What distinguishes car-sharing in Czechia from the common understanding of car-sharing in Germany?
The German market is larger and more mature, with a longer tradition of station-based and free-floating models. Czechia is smaller, but it is developing dynamically and is more concentrated around a few providers and central cities.
In Prague, the free-floating, app-based model is particularly relevant because it fits the way people move through the city. Users think less in terms of ownership and more in terms of access. That is the key point: car-sharing becomes part of a broader mobility mix and does not replace every other form of transport. From a market-entry perspective, this is interesting because it shows how local habits, parking policy, public transport and digital use shape a business model.

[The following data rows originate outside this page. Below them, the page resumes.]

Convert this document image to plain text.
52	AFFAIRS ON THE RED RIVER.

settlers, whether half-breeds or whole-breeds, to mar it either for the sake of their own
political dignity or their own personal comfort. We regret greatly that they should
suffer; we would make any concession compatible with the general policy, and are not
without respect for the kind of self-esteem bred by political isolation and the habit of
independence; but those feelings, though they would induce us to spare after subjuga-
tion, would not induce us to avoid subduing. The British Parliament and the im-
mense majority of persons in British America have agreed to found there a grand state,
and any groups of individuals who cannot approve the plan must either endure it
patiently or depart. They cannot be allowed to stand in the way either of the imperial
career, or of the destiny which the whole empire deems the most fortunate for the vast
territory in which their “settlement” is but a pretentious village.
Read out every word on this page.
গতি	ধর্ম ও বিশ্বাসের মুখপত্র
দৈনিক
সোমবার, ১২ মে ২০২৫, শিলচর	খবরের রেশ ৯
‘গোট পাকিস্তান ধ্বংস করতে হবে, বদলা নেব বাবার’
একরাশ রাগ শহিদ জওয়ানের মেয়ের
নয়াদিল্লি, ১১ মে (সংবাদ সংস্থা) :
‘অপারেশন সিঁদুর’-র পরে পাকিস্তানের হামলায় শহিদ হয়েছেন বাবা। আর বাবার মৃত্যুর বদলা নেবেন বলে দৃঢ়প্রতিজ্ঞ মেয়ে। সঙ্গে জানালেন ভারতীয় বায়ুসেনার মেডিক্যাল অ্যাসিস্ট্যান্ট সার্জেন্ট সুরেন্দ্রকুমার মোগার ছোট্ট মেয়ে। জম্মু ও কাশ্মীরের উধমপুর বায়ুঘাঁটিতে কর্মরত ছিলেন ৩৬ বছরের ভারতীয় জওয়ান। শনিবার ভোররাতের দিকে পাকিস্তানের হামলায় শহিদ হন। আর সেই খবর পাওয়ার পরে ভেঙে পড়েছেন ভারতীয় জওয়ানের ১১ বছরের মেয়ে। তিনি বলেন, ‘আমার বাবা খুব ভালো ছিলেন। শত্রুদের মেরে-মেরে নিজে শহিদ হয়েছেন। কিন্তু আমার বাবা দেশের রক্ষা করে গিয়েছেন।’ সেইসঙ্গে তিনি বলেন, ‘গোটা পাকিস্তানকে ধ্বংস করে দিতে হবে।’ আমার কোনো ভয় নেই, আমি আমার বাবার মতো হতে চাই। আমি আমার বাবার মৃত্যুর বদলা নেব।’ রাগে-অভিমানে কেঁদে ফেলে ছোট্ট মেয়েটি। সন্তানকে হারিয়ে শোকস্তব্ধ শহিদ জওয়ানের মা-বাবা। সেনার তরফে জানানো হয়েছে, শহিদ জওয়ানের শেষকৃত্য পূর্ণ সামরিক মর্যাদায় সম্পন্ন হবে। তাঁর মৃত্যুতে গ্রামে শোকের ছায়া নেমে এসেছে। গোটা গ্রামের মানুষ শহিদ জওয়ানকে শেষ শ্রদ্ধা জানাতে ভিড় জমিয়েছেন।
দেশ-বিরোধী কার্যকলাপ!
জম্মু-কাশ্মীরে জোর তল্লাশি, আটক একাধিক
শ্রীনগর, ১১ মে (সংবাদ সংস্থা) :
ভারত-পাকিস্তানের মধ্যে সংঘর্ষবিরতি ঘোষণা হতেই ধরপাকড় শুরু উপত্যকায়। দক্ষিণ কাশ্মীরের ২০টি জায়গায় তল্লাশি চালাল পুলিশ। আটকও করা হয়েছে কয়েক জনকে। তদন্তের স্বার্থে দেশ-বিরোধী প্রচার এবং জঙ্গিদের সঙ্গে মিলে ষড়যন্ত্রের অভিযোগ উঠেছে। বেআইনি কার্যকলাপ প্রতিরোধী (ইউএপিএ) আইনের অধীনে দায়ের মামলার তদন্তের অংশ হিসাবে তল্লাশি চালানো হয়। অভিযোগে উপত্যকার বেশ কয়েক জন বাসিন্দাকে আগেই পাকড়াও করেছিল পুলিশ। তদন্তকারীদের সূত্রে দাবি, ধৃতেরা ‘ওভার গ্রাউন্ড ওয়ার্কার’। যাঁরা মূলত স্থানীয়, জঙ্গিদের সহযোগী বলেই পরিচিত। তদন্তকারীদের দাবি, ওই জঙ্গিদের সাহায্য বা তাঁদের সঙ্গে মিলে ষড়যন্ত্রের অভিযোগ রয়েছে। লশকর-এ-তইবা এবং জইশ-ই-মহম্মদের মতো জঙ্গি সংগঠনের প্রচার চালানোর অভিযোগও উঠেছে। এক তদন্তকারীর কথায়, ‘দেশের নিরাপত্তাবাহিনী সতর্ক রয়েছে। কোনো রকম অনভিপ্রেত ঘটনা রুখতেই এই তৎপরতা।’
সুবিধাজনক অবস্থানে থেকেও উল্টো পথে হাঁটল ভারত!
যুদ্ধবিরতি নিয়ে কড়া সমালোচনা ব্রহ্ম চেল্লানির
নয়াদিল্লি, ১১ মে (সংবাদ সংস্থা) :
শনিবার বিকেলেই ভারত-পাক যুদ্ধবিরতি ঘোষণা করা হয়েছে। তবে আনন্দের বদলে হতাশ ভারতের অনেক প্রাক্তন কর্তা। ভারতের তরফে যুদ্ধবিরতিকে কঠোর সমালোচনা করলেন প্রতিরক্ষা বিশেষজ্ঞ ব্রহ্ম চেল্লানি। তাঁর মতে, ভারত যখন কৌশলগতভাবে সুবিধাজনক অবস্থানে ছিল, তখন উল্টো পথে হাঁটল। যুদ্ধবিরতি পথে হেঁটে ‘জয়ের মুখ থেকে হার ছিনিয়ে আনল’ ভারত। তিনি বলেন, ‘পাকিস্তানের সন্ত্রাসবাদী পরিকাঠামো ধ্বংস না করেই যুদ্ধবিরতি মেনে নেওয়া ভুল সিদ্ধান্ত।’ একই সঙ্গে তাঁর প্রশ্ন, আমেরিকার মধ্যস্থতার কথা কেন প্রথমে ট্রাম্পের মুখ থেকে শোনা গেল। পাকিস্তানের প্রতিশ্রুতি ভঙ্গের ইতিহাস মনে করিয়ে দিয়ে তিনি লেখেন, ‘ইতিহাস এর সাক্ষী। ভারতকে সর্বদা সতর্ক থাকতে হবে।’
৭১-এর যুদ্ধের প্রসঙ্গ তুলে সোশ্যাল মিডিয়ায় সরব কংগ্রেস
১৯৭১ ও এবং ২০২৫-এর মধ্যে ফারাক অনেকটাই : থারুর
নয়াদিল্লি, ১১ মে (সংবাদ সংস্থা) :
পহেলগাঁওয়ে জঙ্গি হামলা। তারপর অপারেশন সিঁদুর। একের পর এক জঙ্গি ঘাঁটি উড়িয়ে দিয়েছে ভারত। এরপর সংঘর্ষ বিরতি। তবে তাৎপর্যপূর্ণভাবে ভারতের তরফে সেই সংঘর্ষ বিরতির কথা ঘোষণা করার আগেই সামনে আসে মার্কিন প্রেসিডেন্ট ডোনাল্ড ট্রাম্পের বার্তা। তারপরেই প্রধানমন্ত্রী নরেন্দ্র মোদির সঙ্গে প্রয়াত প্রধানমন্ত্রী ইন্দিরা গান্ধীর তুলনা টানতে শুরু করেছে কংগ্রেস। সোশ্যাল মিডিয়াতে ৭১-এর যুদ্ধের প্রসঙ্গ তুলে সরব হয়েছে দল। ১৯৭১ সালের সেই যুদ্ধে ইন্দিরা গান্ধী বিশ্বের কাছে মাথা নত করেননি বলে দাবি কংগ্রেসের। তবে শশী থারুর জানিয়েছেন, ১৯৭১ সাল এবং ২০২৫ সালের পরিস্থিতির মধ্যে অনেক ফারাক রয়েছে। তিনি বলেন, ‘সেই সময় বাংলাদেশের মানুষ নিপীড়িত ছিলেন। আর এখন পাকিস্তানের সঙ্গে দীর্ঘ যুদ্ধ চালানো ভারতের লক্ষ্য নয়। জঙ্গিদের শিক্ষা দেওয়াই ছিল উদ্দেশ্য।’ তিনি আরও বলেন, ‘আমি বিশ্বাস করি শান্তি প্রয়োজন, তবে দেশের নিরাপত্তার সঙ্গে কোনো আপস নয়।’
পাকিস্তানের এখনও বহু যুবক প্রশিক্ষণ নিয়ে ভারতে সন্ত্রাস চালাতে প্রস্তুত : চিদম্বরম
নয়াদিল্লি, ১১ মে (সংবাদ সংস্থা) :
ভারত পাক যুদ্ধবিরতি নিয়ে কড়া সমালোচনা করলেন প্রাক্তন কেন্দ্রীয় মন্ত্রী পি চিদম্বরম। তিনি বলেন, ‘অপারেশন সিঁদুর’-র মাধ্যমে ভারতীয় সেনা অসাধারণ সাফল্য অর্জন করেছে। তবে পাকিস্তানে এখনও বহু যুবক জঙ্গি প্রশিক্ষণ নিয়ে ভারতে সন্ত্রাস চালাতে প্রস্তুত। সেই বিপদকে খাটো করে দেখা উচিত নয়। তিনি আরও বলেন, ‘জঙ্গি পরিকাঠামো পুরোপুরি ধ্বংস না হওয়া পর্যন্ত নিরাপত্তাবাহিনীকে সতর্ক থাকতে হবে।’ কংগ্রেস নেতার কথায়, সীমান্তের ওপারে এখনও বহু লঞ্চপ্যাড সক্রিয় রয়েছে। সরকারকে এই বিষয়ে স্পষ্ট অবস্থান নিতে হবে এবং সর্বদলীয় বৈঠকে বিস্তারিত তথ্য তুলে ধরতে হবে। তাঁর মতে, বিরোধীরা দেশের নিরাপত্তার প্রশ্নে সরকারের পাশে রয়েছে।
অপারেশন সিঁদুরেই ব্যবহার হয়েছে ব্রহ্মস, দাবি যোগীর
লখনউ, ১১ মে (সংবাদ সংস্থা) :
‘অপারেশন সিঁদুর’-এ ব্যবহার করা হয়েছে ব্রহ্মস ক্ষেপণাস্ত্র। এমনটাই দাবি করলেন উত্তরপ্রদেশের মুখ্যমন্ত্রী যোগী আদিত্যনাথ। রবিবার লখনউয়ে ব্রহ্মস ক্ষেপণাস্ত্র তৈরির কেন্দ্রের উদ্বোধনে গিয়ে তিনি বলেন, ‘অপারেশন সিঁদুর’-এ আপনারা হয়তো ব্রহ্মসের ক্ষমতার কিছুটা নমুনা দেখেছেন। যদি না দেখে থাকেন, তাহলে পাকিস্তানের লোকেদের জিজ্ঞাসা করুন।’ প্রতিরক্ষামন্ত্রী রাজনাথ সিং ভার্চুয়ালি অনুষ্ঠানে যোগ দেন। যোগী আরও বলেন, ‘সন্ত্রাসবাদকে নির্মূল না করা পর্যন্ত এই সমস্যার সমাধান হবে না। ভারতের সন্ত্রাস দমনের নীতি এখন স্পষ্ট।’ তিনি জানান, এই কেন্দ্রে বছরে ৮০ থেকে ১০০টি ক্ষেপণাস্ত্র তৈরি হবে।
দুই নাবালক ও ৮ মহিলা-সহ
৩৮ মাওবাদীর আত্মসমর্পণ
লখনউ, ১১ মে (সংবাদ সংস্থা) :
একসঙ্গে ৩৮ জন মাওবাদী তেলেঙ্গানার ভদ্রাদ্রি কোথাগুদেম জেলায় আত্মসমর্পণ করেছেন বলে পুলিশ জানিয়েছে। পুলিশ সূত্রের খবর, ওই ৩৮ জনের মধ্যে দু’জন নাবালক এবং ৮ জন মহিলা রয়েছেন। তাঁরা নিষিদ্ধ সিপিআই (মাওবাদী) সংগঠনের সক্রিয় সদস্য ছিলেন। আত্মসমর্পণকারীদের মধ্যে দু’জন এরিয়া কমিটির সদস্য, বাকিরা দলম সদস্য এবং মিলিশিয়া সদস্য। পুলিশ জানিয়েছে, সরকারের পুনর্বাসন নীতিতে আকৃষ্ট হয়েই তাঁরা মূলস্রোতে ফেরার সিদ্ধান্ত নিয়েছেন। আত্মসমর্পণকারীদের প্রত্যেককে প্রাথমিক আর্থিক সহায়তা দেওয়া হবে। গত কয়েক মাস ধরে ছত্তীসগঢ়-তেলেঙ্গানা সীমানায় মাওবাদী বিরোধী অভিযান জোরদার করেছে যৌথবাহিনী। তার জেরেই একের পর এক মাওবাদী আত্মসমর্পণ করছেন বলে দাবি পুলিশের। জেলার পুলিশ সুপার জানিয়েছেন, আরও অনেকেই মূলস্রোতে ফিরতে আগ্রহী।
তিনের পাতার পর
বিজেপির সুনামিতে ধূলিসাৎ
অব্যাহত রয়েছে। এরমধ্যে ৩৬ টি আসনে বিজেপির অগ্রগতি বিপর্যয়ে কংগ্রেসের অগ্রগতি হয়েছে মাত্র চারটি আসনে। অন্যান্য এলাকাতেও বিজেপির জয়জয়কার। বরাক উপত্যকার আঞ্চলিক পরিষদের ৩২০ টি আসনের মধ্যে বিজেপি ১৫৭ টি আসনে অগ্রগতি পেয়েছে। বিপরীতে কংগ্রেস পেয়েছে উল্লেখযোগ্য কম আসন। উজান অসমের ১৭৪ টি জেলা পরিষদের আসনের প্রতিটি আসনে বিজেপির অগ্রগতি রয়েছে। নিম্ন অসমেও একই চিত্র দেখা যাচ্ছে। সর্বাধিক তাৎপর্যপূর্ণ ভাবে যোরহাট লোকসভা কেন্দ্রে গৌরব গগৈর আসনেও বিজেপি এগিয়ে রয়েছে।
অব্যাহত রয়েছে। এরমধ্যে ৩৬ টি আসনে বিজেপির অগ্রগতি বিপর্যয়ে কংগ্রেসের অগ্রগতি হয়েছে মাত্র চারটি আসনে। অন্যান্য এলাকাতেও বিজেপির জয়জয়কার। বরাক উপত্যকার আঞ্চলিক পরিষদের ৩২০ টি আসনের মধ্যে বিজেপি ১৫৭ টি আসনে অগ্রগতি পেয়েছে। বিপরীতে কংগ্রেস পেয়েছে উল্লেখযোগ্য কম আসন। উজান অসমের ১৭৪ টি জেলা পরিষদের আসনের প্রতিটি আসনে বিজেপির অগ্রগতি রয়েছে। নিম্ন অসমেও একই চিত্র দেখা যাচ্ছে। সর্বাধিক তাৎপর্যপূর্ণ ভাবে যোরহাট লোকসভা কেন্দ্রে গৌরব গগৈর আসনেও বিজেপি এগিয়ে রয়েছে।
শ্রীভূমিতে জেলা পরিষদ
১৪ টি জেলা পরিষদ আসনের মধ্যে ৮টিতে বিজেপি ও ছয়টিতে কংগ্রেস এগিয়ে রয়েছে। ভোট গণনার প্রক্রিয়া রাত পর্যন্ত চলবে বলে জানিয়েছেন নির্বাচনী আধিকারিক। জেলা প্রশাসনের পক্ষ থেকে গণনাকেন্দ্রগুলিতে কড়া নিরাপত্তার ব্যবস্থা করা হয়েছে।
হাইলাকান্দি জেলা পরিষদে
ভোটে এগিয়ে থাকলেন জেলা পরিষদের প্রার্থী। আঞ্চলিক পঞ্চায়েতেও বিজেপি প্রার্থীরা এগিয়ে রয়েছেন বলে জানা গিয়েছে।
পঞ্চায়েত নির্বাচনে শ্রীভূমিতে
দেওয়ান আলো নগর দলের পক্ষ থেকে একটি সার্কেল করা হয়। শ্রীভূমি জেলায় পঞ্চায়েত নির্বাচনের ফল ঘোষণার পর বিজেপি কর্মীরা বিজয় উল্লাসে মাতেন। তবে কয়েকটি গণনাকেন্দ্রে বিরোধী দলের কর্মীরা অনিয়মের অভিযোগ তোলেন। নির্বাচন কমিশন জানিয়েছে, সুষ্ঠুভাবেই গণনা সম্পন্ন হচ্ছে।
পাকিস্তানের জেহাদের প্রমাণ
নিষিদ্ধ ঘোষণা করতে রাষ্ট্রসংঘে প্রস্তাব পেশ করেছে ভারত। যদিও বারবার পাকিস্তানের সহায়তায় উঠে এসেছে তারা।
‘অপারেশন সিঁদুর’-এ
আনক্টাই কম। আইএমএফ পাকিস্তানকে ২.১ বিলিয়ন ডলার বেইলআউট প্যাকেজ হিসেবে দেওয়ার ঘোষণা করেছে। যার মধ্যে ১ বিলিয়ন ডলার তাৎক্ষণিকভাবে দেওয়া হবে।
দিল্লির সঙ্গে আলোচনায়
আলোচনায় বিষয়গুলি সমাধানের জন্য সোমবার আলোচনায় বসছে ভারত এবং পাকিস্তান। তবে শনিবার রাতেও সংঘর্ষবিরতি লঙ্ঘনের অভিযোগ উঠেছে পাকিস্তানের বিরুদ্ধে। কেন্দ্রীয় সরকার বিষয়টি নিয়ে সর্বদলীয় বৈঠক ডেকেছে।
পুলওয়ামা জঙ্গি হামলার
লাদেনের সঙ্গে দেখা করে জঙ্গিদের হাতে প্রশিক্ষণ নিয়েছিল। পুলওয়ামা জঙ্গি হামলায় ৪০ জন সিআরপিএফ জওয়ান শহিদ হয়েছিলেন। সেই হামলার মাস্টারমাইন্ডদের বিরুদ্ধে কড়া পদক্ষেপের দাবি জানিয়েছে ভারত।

What role does the expansion of charging infrastructure play in Czechia?
It is decisive for the next stage of e-mobility. A fleet model can only deploy more electric vehicles if charging is reliable, accessible and economically practical. Otherwise, vehicle availability suffers.
The Czech charging network is growing, although public datasets can differ depending on scope and methodology. For a car-sharing and leasing model, therefore, one single number is not decisive; the direction of travel is. Charging availability is improving and remains a critical condition for scaling electric fleets. That is why infrastructure, vehicles and financing have to be considered together.
How large is the e-mobility market in Czechia, and what are the growth prospects?
The Czech e-mobility market is growing, but compared with some Western European markets it is still at an earlier stage. This combination is interesting: there is visible momentum, but also significant room for further development.
The latest public market data continue to show rising registrations of battery-electric vehicles and an expansion of charging infrastructure. For investors, this means that e-mobility is not only a consumer topic. It is also an infrastructure and financing topic. Vehicles, charging infrastructure, fleet renewal and digital mobility services require capital. This is exactly where leasing and structured financing can play a role.
Our thanks go to Dr. Johannes Feist for sharing his insights and perspectives with NeoMarketWays. As the discussion demonstrates, the future of economic development in Eastern Europe is shaped not only by the availability of capital, but by the ability to deploy it effectively in support of entrepreneurship, mobility and productive economic activity. From microfinance and leasing to shared mobility and emerging investment opportunities, the region continues to offer valuable lessons on how finance can contribute to sustainable growth in the real economy.